Satu gelas jamu cair untuk langsung diminum dijual Rp4 ribu, sedangkan untuk jamu kemasan bubuk seharga Rp15 ribu yang bisa disimpan hingga 3 bulan.

Alumnus SMAN 1 Banjarbaru ini mengaku banyak belajar membuat ramuan jamu dari sang bunda. Fatimah berkomitmen akan meneruskan usaha jamu orang tuanya sebagaimana pesan ibunya agar menjaga kelestarian warisan nenek moyang.

Apalagi dari usaha jamu, orang tuanya terbilang sukses dalam materi. Dari rezeki jamu itu pula Tarmuji dan Sukarni telah melaksanakan ibadah umrah.

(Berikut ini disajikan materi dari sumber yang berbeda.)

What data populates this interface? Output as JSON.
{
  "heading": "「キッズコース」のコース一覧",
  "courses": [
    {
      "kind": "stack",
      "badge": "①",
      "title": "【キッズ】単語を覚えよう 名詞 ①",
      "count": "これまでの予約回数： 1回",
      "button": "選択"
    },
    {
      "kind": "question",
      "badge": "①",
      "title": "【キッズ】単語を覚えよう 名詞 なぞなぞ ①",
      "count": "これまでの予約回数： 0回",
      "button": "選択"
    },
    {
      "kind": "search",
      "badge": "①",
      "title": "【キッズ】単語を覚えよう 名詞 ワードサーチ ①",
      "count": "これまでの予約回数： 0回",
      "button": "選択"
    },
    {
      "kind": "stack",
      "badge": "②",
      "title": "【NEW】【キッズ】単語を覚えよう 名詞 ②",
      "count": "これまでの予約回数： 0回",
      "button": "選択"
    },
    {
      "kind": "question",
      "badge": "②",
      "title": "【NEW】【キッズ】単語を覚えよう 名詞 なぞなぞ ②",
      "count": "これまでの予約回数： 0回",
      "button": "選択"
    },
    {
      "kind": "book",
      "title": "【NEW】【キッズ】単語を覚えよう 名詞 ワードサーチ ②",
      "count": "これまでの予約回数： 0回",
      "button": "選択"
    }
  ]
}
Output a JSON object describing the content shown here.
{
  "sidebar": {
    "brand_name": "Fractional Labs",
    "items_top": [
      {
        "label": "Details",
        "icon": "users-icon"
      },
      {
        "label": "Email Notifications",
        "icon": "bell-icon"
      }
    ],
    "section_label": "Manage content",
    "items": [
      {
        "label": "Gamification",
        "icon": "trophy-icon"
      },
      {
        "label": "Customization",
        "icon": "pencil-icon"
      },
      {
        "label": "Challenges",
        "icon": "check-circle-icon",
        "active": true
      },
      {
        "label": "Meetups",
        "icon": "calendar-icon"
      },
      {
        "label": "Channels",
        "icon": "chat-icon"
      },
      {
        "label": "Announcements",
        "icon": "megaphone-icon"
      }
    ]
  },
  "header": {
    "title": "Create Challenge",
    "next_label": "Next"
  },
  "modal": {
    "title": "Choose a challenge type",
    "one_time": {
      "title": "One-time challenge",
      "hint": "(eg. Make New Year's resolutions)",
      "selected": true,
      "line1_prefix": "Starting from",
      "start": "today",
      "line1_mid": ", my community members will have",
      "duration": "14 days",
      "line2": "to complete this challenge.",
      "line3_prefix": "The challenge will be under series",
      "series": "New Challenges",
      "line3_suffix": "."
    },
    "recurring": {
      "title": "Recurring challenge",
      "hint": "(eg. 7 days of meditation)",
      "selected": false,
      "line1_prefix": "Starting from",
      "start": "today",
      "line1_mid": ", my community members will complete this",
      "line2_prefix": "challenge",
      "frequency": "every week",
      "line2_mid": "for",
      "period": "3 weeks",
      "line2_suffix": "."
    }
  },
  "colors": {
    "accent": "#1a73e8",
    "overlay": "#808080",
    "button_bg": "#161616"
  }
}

Kemudian anak mereka juga ada yang sekolah sampai sarjana dan kini berkarier sesuai bidang kompetensi di pendidikan tingginya.
Suasana bersih dan asri terasa di Kampung Pejabat. ANTARA/Firman


Kebiasaan minum jamu itu diakui ikut merawat kesehatan warga sempat. Lebih dari itu, usaha jamu juga memberi "kesehatan" finansial bagi pembuat dan penjajanya.


Situs Geopark Meratus

Kampung Pejabat telah ditetapkan Badan Pengelola Geopark Meratus di bawah arahan Gubernur Kalimantan Selatan Sahbirin Noor menjadi Situs Geopark Meratus bersama 54 situs lainnya di Kalimantan Selatan.

Setelah ditetapkan sebagai Geopark Nasional Indonesia pada tahun 2018, kini seluruh kawasan Pegunungan Meratus yang membentang di Kalimantan Selatan dalam penilaian menjadi UNESCO Global Geopark termasuk keberadaan Kampung Pejabat yakni kampung pengolahan jamu dan obat tradisional.

Sebagai kawasan wisata tematik, Kampung Pejabat kini terus dipoles agar menarik banyak wisatawan untuk berkunjung. Kondisinya begitu bersih dan asri dengan lingkungan tertata serta ragam hiasan untuk spot foto bagi pengunjung.

Bahkan Wali Kota Banjarbaru Aditya Mufti Ariffin minta dinas terkait terus memberikan pendampingan sekaligus dukungan agar Kampung Pejabat berkembang lebih bagus lagi.

Namun Aditya menekankan keberadaan Kampung Pejabat harus tetap mengutamakan kelestarian para penjual jamu itu sendiri.

Oleh karena itu, usaha jamu harus bisa tetap bertahan, bahkan berkembang dengan segala inovasi produk dan pemasarannya.

Salah satu yang diharapkannya dengan semakin banyaknya kafe jamu di Kampung Pejabat, selain cara penjualan tradisional yakni jamu gendong alias jamu keliling oleh para penjualnya.

Caranya, bentuk kafenya bisa dipoles beragam dan semenarik mungkin agar pengunjung atau wisatawan makin tertarik untuk datang dan minum jamu.

Saat ini baru ada empat rumah yang telah dipoles menjadi kafe jamu oleh pemiliknya, sedangkan mayoritas pedagang jamu masih mengandalkan penjualan keliling.

Salah satu pihak yang peduli terhadap keberadaan Kampung Pejabat yaitu Fakultas Matematika dan Ilmu Pengetahuan Alam (FMIPA) Universitas Lambung Mangkurat (ULM).

Tim FMIPA ULM kerap mengajarkan kepada  kelompok pembuat jamu gendong untuk memproduksi jamu bubuk instan berbahan kunyit asem, menggantikan jamu cair siap minum yang selama ini dijual.

Dengan keterampilan baru dalam mengolah jamu bubuk instan itu diharapkan produk jamu dapat dijual bebas tanpa khawatir cepat bau ataupun merugi karena tidak laku jika hanya menjual jamu cair yang cuma bertahan sehari.

Jamu resmi ditetapkan menjadi warisan budaya tak benda dari Indonesia oleh UNESCO pada sidang ke-18 Intergovernmental Committee for the Safeguarding of the Intangible Cultural Heritage di Kasane, Republik Botswana, pada 6 Desember 2023.

UNESCO saja telah mengakui jamu sebagai minuman tradisional untuk menjaga kesehatan dan meningkatkan imunitas tubuh yang keberadaannya harus dilestarikan.

Oleh karena itu, saatnya generasi muda turut menumbuhkan kesadaran pentingnya menjaga jamu, produk budaya bangsa tentang cara hidup sehat sekaligus merawat warisan nenek moyang Indonesia.